Plaintiff’s request for judicial notice of the declaration of Defendant Shipma submitted in support of the defendants’ 2009 motion for summary judgment in particular the assertions in ¶¶20-22, p.3, line 27 through p.4, line 5., is granted as proper under Ev. 452(d)(1) [court records].

7. Objections to Evidence:

(a)Defendant’s Objections to Plaintiff’s Evidence:

Objections 1-7 to the Declaration of Plaintiff Melissa Ignat are each overruled.
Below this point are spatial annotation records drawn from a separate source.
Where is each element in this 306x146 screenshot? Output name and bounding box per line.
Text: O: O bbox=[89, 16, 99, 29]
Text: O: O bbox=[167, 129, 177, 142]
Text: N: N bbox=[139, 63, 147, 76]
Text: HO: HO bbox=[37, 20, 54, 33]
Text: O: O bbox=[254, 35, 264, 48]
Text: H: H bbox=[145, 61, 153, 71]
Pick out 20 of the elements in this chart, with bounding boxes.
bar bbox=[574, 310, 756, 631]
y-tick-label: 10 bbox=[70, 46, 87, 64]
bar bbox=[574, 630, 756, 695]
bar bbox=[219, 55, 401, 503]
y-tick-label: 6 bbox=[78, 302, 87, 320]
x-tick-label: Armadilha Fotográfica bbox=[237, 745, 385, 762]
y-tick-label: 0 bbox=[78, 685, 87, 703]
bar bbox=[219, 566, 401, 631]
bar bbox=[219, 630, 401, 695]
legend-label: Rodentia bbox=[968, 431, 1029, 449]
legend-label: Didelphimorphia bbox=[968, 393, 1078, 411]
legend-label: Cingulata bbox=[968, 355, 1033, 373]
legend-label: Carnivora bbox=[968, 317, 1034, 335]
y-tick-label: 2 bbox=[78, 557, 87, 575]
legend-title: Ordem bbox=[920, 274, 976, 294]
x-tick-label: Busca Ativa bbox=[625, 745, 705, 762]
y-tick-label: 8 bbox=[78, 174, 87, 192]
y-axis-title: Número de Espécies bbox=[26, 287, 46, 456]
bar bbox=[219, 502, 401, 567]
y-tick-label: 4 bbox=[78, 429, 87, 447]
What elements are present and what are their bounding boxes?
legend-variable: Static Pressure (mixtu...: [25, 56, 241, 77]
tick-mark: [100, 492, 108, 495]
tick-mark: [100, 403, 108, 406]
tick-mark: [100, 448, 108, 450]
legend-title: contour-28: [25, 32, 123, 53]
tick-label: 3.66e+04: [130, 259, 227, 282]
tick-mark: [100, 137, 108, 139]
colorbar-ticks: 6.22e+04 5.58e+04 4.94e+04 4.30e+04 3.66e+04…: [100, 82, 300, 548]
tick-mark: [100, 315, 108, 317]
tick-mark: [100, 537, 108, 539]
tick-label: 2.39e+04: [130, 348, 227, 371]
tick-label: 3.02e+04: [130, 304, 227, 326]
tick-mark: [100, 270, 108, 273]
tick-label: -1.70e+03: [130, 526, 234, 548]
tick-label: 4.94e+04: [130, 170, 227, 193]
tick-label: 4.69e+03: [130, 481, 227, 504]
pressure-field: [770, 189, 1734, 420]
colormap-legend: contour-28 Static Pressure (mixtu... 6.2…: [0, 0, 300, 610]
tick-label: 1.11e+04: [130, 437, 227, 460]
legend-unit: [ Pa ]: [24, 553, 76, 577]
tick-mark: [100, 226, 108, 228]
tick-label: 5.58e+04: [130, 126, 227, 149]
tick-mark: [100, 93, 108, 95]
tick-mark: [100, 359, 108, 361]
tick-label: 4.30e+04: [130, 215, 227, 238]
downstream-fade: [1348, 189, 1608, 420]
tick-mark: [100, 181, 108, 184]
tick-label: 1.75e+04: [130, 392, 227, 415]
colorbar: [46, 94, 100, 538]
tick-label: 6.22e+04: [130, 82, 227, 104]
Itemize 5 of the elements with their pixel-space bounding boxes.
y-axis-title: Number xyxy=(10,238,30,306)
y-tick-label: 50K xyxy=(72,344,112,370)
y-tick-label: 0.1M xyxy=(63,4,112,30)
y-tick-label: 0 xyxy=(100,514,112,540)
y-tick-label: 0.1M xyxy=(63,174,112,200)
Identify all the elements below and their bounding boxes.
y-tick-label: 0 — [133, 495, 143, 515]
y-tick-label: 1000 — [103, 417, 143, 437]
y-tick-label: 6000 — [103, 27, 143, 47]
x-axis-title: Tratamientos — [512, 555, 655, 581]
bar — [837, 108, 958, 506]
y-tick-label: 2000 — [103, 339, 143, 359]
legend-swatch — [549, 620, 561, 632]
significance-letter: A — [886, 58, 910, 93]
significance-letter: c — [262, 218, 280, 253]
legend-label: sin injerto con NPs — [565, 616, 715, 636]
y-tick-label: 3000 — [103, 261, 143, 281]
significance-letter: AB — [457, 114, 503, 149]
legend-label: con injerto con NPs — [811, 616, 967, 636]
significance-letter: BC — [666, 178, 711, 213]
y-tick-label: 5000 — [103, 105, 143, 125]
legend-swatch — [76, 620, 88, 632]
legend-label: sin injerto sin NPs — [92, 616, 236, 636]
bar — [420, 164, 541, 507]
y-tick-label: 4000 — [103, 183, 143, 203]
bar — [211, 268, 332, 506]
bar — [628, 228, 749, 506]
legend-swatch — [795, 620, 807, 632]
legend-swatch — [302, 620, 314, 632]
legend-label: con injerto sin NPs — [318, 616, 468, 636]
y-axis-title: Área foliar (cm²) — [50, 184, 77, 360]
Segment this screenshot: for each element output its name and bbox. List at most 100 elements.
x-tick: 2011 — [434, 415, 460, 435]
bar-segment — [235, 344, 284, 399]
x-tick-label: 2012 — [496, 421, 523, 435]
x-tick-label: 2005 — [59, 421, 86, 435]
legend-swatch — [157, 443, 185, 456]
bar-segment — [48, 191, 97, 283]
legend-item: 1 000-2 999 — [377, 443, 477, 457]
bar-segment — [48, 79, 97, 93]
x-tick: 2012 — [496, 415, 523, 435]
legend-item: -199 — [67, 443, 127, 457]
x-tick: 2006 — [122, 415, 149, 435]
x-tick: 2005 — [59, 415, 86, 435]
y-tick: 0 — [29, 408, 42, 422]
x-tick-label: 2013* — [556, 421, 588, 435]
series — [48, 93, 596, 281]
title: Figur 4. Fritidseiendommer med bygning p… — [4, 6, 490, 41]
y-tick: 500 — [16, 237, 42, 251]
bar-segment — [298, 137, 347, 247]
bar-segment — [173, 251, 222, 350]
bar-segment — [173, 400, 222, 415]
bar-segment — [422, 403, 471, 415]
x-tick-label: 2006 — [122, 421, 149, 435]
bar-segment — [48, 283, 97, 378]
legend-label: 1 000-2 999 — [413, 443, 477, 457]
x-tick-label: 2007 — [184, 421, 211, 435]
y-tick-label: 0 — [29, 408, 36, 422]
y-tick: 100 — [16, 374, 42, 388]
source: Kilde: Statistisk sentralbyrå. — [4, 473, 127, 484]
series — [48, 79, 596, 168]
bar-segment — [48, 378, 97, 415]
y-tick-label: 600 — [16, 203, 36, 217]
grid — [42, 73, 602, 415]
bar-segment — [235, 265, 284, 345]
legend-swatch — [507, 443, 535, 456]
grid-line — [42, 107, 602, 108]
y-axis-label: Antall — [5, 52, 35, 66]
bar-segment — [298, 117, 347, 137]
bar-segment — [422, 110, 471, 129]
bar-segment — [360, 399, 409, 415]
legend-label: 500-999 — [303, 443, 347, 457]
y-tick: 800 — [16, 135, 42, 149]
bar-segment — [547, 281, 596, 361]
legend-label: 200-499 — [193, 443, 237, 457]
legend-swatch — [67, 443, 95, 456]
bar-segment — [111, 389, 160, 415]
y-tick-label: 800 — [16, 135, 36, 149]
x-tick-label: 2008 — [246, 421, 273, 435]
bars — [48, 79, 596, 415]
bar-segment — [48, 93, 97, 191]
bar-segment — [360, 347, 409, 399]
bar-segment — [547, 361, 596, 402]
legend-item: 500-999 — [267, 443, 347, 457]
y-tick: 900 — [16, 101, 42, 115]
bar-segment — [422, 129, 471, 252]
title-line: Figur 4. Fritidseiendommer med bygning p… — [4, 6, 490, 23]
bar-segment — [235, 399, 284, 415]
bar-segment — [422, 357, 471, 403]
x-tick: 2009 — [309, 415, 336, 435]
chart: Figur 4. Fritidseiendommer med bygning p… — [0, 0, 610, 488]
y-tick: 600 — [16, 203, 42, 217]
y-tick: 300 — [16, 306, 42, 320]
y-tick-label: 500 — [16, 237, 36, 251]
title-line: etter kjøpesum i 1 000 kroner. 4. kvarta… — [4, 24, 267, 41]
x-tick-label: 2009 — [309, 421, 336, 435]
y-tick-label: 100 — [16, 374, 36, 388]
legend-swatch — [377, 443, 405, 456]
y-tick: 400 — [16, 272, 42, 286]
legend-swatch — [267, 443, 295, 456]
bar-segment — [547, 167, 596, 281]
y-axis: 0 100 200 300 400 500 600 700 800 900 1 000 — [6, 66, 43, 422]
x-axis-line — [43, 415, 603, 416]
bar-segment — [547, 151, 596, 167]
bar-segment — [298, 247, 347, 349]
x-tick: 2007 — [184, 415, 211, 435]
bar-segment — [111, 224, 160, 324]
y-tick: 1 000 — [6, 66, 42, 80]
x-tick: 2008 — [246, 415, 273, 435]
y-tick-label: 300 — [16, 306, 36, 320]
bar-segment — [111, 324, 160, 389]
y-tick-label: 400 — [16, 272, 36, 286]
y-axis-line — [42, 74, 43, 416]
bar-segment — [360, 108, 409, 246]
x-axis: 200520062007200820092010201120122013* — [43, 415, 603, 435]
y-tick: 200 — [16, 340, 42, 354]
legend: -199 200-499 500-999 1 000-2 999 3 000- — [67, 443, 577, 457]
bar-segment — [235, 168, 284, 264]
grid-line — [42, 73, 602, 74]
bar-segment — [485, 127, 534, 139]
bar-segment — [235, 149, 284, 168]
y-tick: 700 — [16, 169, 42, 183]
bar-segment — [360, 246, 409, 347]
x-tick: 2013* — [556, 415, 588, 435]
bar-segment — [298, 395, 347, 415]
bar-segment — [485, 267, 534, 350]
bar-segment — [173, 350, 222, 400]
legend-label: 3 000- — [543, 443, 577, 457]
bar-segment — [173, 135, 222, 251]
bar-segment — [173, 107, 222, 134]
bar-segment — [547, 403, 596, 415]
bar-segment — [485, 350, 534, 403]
The testimony is not irrelevant and the documents authenticated by the testimony are not hearsay as they are not offered for the truth of the matters asserted within them or are admissible as under Evidence Code sections 1220,1221, 1224, 1241, or 1250.

(b) Objections 1-3 and 15 to the Declaration of John Elson are each overruled.
The declaration authenticates several condensed deposition transcripts. The deposition testimony authenticated is not irrelevant. Declarant who is the Plaintiff and Responding Party’s attorney was present at the depositions and thus is competent as to both foundation and authentication. Objection 4 to the Declaration of John Elson are overruled. The attorney can authenticate the fact that the exhibits were filed by the Defendant in this case. The documents have relevancy.
Objections to 5 – 14 are sustained. The declarant has not provided a foundation to authenticate the documents. The declarant has not provided any personal knowledge regarding the documents he attempts to authenticate.
Objections 16 – 18, 20 and 21 are overruled. The documents have been authenticated as produced by the defendant in response to discovery in this case.

Objection 19 is overruled. The declaration has supported the letter with a proper foundation. The letter is authenticated. There is nothing speculative, vague, ambiguous or irrelevant about the letter. It is not hearsay since, it is not offered for the truth of the matters asserted within the letter. It is the receipt of the letter on Yum! Brands letterhead that is being offered.

Objection 22 – 24 are sustained as hearsay and Plaintiff has provided no authority for their admission.

Objection 25 is overruled. The testimony is not irrelevant, speculative or hearsay.

The Responding Party shall give Notice.